Prof JS Bamrah CBE is a senior consultant psychiatrist in Manchester (UK), Chairman of BAPIO (British association of physicians of indian origin), and past Council member of the BMA (British medical association) and Royal College of Psychiatrists. Until recently he was Medical Director at Manchester Mental Health and Social Care Trust. JS is the inventor of the ‘Chartmyhealth’ app for smartphones which is currently undergoing development with NHS (National Health Service) partners. He has around 50 medical publications and nearly 100 in the tabloid press. He has appeared on several TV and radio shows including Sky news, ITV, BBC Radio 4 and Radio 5 live, and on regional TV. In 2001, he was acknowledged by 10 Downing Street as one of 100 doctors for providing a ‘Distinguished service to the NHS’, in 2018 he was awarded a CBE (Commander of the Order of the British Empire) by the Queen for contributions to mental health, the NHS and diversity, and this week he has been recognised as one of 50 most influential BAME (black, Asian and minority ethnic) leaders in health in England.
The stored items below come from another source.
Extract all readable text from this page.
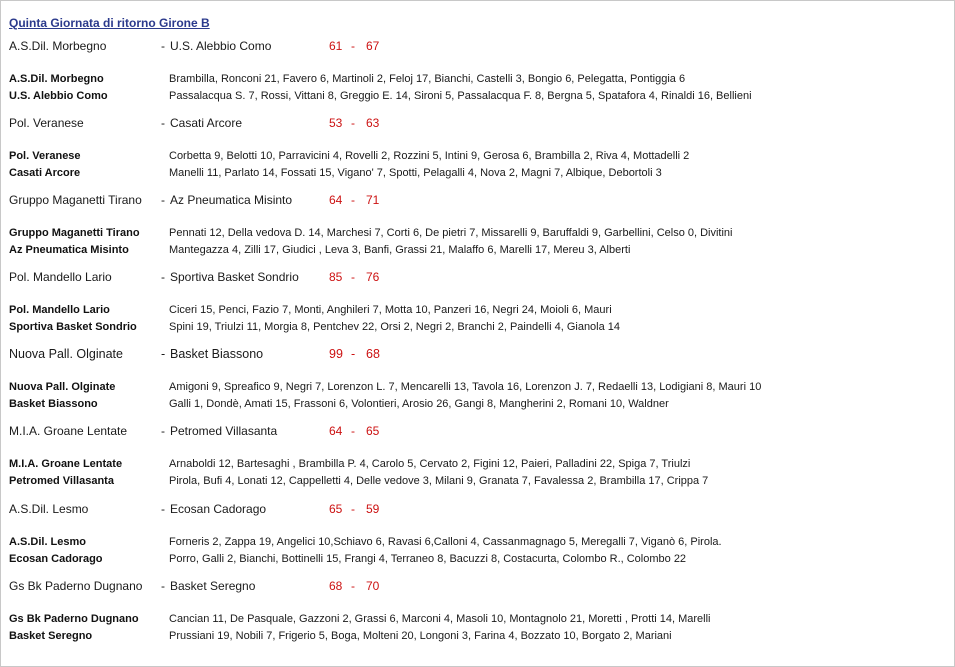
Quinta Giornata di ritorno Girone B
A.S.Dil. Morbegno	- U.S. Alebbio Como	61 - 67
A.S.Dil. Morbegno	Brambilla, Ronconi 21, Favero 6, Martinoli 2, Feloj 17, Bianchi, Castelli 3, Bongio 6, Pelegatta, Pontiggia 6
U.S. Alebbio Como	Passalacqua S. 7, Rossi, Vittani 8, Greggio E. 14, Sironi 5, Passalacqua F. 8, Bergna 5, Spatafora 4, Rinaldi 16, Bellieni
Pol. Veranese	- Casati Arcore	53 - 63
Pol. Veranese	Corbetta 9, Belotti 10, Parravicini 4, Rovelli 2, Rozzini 5, Intini 9, Gerosa 6, Brambilla 2, Riva 4, Mottadelli 2
Casati Arcore	Manelli 11, Parlato 14, Fossati 15, Vigano' 7, Spotti, Pelagalli 4, Nova 2, Magni 7, Albique, Debortoli 3
Gruppo Maganetti Tirano - Az Pneumatica Misinto	64 - 71
Gruppo Maganetti Tirano	Pennati 12, Della vedova D. 14, Marchesi 7, Corti 6, De pietri 7, Missarelli 9, Baruffaldi 9, Garbellini, Celso 0, Divitini
Az Pneumatica Misinto	Mantegazza 4, Zilli 17, Giudici , Leva 3, Banfi, Grassi 21, Malaffo 6, Marelli 17, Mereu 3, Alberti
Pol. Mandello Lario	- Sportiva Basket Sondrio	85 - 76
Pol. Mandello Lario	Ciceri 15, Penci, Fazio 7, Monti, Anghileri 7, Motta 10, Panzeri 16, Negri 24, Moioli 6, Mauri
Sportiva Basket Sondrio	Spini 19, Triulzi 11, Morgia 8, Pentchev 22, Orsi 2, Negri 2, Branchi 2, Paindelli 4, Gianola 14
Nuova Pall. Olginate	- Basket Biassono	99 - 68
Nuova Pall. Olginate	Amigoni 9, Spreafico 9, Negri 7, Lorenzon L. 7, Mencarelli 13, Tavola 16, Lorenzon J. 7, Redaelli 13, Lodigiani 8, Mauri 10
Basket Biassono	Galli 1, Dondè, Amati 15, Frassoni 6, Volontieri, Arosio 26, Gangi 8, Mangherini 2, Romani 10, Waldner
M.I.A. Groane Lentate	- Petromed Villasanta	64 - 65
M.I.A. Groane Lentate	Arnaboldi 12, Bartesaghi , Brambilla P. 4, Carolo 5, Cervato 2, Figini 12, Paieri, Palladini 22, Spiga 7, Triulzi
Petromed Villasanta	Pirola, Bufi 4, Lonati 12, Cappelletti 4, Delle vedove 3, Milani 9, Granata 7, Favalessa 2, Brambilla 17, Crippa 7
A.S.Dil. Lesmo	- Ecosan Cadorago	65 - 59
A.S.Dil. Lesmo	Forneris 2, Zappa 19, Angelici 10,Schiavo 6, Ravasi 6,Calloni 4, Cassanmagnago 5, Meregalli 7, Viganò 6, Pirola.
Ecosan Cadorago	Porro, Galli 2, Bianchi, Bottinelli 15, Frangi 4, Terraneo 8, Bacuzzi 8, Costacurta, Colombo R., Colombo 22
Gs Bk Paderno Dugnano - Basket Seregno	68 - 70
Gs Bk Paderno Dugnano	Cancian 11, De Pasquale, Gazzoni 2, Grassi 6, Marconi 4, Masoli 10, Montagnolo 21, Moretti , Protti 14, Marelli
Basket Seregno	Prussiani 19, Nobili 7, Frigerio 5, Boga, Molteni 20, Longoni 3, Farina 4, Bozzato 10, Borgato 2, Mariani
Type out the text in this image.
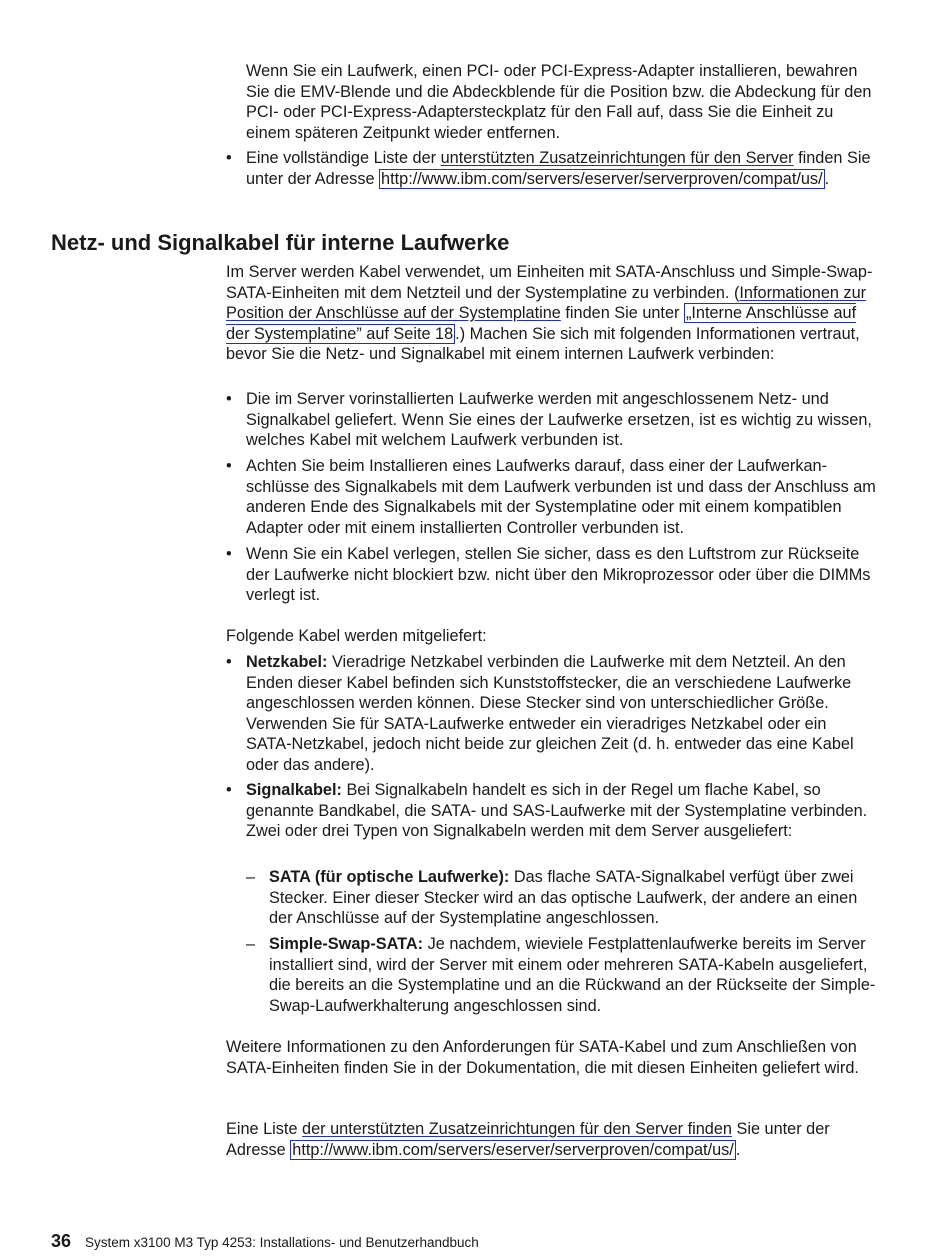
Wenn Sie ein Laufwerk, einen PCI- oder PCI-Express-Adapter installieren, bewahren Sie die EMV-Blende und die Abdeckblende für die Position bzw. die Abdeckung für den PCI- oder PCI-Express-Adaptersteckplatz für den Fall auf, dass Sie die Einheit zu einem späteren Zeitpunkt wieder entfernen.

• Eine vollständige Liste der unterstützten Zusatzeinrichtungen für den Server finden Sie unter der Adresse http://www.ibm.com/servers/eserver/serverproven/compat/us/ .

Netz- und Signalkabel für interne Laufwerke

Im Server werden Kabel verwendet, um Einheiten mit SATA-Anschluss und Simple-Swap-SATA-Einheiten mit dem Netzteil und der Systemplatine zu verbinden. (Informationen zur Position der Anschlüsse auf der Systemplatine finden Sie unter „Interne Anschlüsse auf der Systemplatine” auf Seite 18 .) Machen Sie sich mit folgenden Informationen vertraut, bevor Sie die Netz- und Signalkabel mit einem internen Laufwerk verbinden:

• Die im Server vorinstallierten Laufwerke werden mit angeschlossenem Netz- und Signalkabel geliefert. Wenn Sie eines der Laufwerke ersetzen, ist es wichtig zu wissen, welches Kabel mit welchem Laufwerk verbunden ist.

• Achten Sie beim Installieren eines Laufwerks darauf, dass einer der Laufwerkanschlüsse des Signalkabels mit dem Laufwerk verbunden ist und dass der Anschluss am anderen Ende des Signalkabels mit der Systemplatine oder mit einem kompatiblen Adapter oder mit einem installierten Controller verbunden ist.

• Wenn Sie ein Kabel verlegen, stellen Sie sicher, dass es den Luftstrom zur Rückseite der Laufwerke nicht blockiert bzw. nicht über den Mikroprozessor oder über die DIMMs verlegt ist.

Folgende Kabel werden mitgeliefert:

• Netzkabel: Vieradrige Netzkabel verbinden die Laufwerke mit dem Netzteil. An den Enden dieser Kabel befinden sich Kunststoffstecker, die an verschiedene Laufwerke angeschlossen werden können. Diese Stecker sind von unterschiedlicher Größe. Verwenden Sie für SATA-Laufwerke entweder ein vieradriges Netzkabel oder ein SATA-Netzkabel, jedoch nicht beide zur gleichen Zeit (d. h. entweder das eine Kabel oder das andere).

• Signalkabel: Bei Signalkabeln handelt es sich in der Regel um flache Kabel, so genannte Bandkabel, die SATA- und SAS-Laufwerke mit der Systemplatine verbinden. Zwei oder drei Typen von Signalkabeln werden mit dem Server ausgeliefert:

– SATA (für optische Laufwerke): Das flache SATA-Signalkabel verfügt über zwei Stecker. Einer dieser Stecker wird an das optische Laufwerk, der andere an einen der Anschlüsse auf der Systemplatine angeschlossen.

– Simple-Swap-SATA: Je nachdem, wieviele Festplattenlaufwerke bereits im Server installiert sind, wird der Server mit einem oder mehreren SATA-Kabeln ausgeliefert, die bereits an die Systemplatine und an die Rückwand an der Rückseite der Simple-Swap-Laufwerkhalterung angeschlossen sind.

Weitere Informationen zu den Anforderungen für SATA-Kabel und zum Anschließen von SATA-Einheiten finden Sie in der Dokumentation, die mit diesen Einheiten geliefert wird.

Eine Liste der unterstützten Zusatzeinrichtungen für den Server finden Sie unter der Adresse http://www.ibm.com/servers/eserver/serverproven/compat/us/ .

36 System x3100 M3 Typ 4253: Installations- und Benutzerhandbuch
Sandra Cavallo works at the European Commission’s communications department (DG COMM), heading the sector in charge of communication governance and strategic coordination. Her responsibilities include coordinating the European Commission’s external communication and awareness raising efforts about disinformation. She was previously a member of the EC’s Brexit task force and has worked for UNDP in Ukraine and Moldova, for the EU’s communicable diseases agency ECDC and for Italian public television Rai.